She took Wyatt outside and zipped him up in the trampoline and left Owen alone and moaning on the kitchen floor.
“The African black mamba can sink its fangs into a grown man’s face!” Wyatt yelled as he bounced around on the trampoline. He careened hard into the net and lost his footing.
“Are you okay, sweetie?”
“Yes,” said Wyatt. He got back on his feet and started bouncing again. “The African black mamba can sink its fangs into a grown man’s face!”
I can’t come today, Lucy texted.
How come? Ben texted back.
Owen did something to his back. He doesn’t want me to leave. I’m really sorry.
Could we talk, do you think?
On the phone?
Yes. If you can.
Lucy looked down at her phone. Why shouldn’t she and Ben talk on the phone? That wasn’t against the rules. They hadn’t done it before, but there was no reason not to, at least none that Lucy could come up with at the moment.
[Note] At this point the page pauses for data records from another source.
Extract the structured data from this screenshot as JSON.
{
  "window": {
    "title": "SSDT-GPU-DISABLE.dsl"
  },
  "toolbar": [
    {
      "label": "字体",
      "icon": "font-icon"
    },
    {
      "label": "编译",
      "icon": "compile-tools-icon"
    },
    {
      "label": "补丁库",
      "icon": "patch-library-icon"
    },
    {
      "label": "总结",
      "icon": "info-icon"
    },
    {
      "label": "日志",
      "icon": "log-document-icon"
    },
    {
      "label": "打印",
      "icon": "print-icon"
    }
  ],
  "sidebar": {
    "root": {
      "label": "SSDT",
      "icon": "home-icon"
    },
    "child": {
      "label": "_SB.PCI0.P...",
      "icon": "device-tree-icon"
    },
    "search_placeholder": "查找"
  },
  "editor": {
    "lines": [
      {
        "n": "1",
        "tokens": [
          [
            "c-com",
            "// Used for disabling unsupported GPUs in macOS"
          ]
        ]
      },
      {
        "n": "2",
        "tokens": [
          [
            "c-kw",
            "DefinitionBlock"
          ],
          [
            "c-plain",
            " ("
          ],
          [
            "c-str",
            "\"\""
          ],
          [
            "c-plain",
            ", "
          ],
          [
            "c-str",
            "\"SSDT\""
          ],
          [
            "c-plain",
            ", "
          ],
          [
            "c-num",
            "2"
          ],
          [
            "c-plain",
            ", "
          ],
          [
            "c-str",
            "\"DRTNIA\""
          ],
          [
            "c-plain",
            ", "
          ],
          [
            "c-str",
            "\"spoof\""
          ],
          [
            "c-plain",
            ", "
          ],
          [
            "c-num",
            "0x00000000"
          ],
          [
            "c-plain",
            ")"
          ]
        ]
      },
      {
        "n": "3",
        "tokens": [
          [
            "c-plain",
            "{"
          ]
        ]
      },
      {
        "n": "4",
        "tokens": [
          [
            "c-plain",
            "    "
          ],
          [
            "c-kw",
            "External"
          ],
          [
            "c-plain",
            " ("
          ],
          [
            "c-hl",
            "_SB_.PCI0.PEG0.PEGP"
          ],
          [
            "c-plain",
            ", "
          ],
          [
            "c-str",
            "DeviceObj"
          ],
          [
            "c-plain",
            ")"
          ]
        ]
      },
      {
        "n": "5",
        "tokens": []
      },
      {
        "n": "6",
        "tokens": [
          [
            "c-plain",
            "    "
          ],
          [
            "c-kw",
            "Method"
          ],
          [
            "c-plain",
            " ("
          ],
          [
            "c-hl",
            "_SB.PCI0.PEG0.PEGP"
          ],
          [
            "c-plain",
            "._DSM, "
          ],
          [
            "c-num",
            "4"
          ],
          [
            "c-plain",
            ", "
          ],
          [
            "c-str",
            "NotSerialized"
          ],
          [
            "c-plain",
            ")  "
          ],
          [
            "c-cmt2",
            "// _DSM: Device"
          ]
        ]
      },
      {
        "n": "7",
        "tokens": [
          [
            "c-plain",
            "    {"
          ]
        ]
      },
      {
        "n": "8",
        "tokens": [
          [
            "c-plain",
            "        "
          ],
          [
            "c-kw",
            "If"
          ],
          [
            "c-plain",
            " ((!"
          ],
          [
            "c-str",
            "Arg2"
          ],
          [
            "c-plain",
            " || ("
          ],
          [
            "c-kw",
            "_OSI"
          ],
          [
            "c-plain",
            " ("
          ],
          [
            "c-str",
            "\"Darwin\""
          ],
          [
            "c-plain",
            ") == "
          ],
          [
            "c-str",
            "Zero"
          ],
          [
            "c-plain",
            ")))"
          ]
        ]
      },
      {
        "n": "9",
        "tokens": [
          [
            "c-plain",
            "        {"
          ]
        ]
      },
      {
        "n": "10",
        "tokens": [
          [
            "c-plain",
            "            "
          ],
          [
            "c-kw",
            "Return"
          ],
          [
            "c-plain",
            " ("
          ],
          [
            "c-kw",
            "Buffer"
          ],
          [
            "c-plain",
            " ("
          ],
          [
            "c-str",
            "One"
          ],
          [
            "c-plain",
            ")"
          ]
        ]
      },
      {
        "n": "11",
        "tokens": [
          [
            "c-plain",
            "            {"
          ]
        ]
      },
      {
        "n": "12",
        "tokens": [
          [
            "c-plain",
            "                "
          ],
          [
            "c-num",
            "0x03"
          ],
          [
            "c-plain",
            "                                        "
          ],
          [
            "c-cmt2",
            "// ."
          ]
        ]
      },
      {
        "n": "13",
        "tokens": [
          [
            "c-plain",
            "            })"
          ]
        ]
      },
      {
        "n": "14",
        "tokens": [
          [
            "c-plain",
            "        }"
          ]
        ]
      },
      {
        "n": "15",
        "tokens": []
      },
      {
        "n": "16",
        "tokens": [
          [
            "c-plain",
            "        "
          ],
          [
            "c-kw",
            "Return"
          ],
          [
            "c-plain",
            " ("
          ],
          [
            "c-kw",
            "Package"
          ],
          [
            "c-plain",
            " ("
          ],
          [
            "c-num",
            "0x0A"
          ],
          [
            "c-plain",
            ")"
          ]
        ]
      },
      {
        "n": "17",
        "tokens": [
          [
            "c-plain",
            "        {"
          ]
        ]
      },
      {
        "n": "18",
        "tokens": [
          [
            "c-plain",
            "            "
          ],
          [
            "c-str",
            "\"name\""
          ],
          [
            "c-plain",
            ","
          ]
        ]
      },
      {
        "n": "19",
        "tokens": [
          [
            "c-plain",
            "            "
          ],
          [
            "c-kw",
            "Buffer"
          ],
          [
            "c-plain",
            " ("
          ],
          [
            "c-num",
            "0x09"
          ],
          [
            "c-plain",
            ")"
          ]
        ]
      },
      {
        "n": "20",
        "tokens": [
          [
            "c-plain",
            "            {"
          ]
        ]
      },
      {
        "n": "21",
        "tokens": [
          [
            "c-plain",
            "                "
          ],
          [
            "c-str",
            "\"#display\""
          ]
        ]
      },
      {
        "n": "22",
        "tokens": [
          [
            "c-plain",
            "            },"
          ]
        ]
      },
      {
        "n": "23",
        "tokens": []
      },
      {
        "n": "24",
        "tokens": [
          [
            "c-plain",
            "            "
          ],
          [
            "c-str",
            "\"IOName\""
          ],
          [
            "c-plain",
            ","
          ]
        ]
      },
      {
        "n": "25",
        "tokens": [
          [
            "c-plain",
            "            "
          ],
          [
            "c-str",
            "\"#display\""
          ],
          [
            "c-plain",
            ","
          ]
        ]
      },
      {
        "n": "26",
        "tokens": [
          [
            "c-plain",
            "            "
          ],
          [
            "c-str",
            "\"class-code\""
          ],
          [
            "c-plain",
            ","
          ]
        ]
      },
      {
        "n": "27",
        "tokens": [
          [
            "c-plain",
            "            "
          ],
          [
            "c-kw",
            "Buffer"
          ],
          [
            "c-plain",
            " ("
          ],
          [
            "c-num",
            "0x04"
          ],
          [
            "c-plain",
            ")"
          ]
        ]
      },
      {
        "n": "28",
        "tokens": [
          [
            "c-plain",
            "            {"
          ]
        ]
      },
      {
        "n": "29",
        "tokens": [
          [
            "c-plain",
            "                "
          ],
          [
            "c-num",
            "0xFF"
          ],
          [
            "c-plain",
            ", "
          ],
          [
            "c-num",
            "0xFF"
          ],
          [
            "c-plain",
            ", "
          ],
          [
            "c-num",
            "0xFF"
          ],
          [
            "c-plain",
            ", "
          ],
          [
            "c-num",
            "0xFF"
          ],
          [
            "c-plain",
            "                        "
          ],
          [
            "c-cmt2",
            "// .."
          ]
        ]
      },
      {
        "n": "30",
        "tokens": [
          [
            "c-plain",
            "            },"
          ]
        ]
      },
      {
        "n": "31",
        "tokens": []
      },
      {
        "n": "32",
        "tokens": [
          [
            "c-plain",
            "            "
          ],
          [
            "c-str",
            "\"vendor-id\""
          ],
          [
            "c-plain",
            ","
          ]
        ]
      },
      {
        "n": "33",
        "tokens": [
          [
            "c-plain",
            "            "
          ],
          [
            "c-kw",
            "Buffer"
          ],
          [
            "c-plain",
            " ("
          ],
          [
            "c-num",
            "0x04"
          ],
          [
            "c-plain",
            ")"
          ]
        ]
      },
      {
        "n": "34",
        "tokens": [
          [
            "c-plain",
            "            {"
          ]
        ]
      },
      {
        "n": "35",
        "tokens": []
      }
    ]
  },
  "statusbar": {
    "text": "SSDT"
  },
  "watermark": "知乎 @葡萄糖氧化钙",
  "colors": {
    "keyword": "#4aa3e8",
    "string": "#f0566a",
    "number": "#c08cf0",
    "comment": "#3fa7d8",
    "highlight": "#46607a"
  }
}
I’ll call you when I get Wyatt to bed. It’ll be a while, Lucy texted.
I’ll be here.
“Mama! Mama! I have something to tell you!”
Lucy looked up. Wyatt was jumping with stiff legs in the center of the trampoline.
“The African black mamba can sink its fangs into a grown man’s face!” Wyatt said again.
“Where’d you learn that?”
“Siri showed me,” said Wyatt.
“What? Why?”
“Siri showed me videos of snakes attacking humans!”
“I don’t think those are good videos to watch, sweetie. They might be too scary.”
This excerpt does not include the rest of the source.